F. Compromise
time limit per test
2 seconds
memory limit per test
256 megabytes
input
standard input
output
standard output

A few days before the competition, the problem authors Slava and Tolya got into a heated argument.

Slava claimed that the string $$$S$$$ of length $$$n$$$ is the best title for the problem.

Tolya insisted that the best title for the problem is the string $$$T$$$ of length $$$n$$$.

To avoid ruining their friendship over some strings, the guys decided to find a string that would satisfy both of them.

They formulated the following criteria for the string—compromise $$$P$$$:

  • $$$P$$$ must also be of length $$$n$$$, just like the strings $$$S$$$ and $$$T$$$.
  • $$$P$$$ must be a palindrome (i.e., read the same forwards and backwards)—this way, both Slava and Tolya can read it simultaneously from both sides.
  • The total distance $$$d(S, P) + d(T, P)$$$ must be minimized (see note).

Help the guys—find the string $$$P$$$ that satisfies the conditions described above.

Input

The first line contains an integer $$$n$$$ $$$(1 \le n \le 5 \cdot 10^4)$$$—the length of the strings $$$S$$$ and $$$T$$$.

The second line contains the string $$$S$$$ $$$(|S| = n)$$$—the best title for the problem according to Slava.

The third line contains the string $$$T$$$ $$$(|T| = n)$$$—the best title for the problem according to Tolya.

It is guaranteed that the strings $$$S$$$ and $$$T$$$ consist only of lowercase Latin alphabet characters.

Output

In a single line, output the string $$$P$$$—the compromise string that satisfies the following conditions:

  • the length of $$$P$$$ is $$$n$$$;
  • $$$P$$$ consists only of lowercase Latin alphabet characters.
  • $$$P$$$ is a palindrome.
  • $$$d(S, P) + d(T, P)$$$ takes the minimum possible value.

If there are multiple strings $$$P$$$ that satisfy the conditions—output any.

Examples
Input
4
axcy
pbqd
Output
kmmk
Input
7
qwertyu
jhgfdsa
Output
oueieuo
Note

Palindrome—a string that reads the same forwards and backwards.

Examples of palindromes: tenet, abacaba, pqqp, d.

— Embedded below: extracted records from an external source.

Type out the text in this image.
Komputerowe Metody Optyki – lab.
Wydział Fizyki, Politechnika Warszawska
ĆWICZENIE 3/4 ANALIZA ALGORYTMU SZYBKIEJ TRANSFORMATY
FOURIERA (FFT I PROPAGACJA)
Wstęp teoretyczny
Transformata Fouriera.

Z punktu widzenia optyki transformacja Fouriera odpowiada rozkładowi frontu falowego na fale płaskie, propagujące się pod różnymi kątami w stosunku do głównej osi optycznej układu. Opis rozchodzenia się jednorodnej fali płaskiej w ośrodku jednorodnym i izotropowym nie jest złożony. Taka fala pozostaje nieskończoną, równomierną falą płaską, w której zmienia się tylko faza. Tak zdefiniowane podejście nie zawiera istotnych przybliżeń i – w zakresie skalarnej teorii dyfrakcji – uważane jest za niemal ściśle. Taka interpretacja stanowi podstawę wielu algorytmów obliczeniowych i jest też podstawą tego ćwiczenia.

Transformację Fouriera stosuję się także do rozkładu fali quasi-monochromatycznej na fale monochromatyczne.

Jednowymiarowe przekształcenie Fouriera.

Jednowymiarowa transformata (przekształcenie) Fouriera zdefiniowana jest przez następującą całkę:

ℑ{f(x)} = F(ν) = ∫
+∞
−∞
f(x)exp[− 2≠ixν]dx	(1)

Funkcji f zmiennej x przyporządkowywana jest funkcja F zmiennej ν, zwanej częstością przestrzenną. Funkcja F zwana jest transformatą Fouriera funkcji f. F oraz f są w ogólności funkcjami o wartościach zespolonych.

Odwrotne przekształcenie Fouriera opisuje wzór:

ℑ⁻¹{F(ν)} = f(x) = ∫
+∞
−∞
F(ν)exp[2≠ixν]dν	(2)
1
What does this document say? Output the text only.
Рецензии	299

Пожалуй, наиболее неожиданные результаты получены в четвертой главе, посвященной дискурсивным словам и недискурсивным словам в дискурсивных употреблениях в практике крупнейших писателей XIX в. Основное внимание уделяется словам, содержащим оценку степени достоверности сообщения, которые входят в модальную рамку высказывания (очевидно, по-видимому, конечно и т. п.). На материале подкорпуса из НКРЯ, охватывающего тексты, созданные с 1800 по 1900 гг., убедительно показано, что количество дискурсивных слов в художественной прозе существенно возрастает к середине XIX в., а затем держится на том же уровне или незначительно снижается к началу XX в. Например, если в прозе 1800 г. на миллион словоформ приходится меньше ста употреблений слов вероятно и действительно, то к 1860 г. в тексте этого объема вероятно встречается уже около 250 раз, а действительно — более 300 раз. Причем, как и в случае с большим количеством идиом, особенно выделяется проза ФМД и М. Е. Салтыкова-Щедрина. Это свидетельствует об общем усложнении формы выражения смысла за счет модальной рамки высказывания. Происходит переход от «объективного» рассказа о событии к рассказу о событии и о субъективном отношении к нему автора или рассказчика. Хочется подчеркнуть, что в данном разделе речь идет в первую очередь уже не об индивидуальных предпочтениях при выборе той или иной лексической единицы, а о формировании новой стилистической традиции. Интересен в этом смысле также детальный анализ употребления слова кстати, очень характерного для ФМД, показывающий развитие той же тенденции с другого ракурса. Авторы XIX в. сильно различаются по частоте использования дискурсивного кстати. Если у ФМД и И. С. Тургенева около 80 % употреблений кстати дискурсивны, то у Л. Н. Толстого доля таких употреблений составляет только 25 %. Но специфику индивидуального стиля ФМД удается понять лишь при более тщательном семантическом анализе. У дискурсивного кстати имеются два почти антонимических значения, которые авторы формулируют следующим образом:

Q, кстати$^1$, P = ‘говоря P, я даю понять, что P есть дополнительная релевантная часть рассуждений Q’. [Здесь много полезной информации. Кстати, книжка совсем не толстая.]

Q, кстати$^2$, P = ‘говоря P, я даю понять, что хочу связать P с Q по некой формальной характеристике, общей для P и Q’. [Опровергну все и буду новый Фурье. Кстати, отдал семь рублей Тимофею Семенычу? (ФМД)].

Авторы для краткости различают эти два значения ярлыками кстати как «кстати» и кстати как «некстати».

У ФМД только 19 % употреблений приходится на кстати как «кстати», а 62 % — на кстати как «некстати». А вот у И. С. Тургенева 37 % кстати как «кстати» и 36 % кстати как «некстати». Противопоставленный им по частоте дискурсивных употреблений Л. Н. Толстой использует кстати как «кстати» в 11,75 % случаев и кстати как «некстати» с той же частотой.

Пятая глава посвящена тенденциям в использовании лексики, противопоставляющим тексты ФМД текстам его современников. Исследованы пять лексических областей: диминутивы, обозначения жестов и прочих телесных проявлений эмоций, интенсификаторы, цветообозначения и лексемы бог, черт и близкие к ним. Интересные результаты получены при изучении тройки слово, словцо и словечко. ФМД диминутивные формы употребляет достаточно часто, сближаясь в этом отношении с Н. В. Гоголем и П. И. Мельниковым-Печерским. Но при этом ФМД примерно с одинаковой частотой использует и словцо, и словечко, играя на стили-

Distance $$$d(A, B)$$$ between strings $$$A$$$ and $$$B$$$ of the same length $$$n$$$ is calculated as $$$\sum{|A_i - B_i|}$$$, where $$$A_i - B_i$$$ is the difference in positions of characters $$$A_i$$$ and $$$B_i$$$ in the Latin alphabet.

First test example

The string $$$S$$$ is axcy.

The string $$$T$$$ is pbqd.

Examples of possible strings $$$P$$$: kmmk, oddo, eeee, and many others.

The total distance $$$d(S, P) + d(T, P)$$$ for $$$P$$$ = kmmk will be:

  • $$$d(S, P) = |a - k| + |x - m| + |c - m| + |y - k|$$$ = $$$|1 - 11| + |24 - 13| + |3 - 13| + |25 - 11| = 10 + 11 + 10 + 14 = 45$$$.
  • $$$d(T, P) = |p - k| + |b - m| + |q - m| + |d - k|$$$ = $$$|16 - 11| + |2 - 13| + |17 - 13| + |4 - 11| = 5 + 11 + 4 + 7 = 27$$$.
  • Accordingly, the total distance will be $$$45 + 27 = 72$$$.

It can be shown that $$$72$$$ is the minimum possible value for suitable strings $$$P$$$.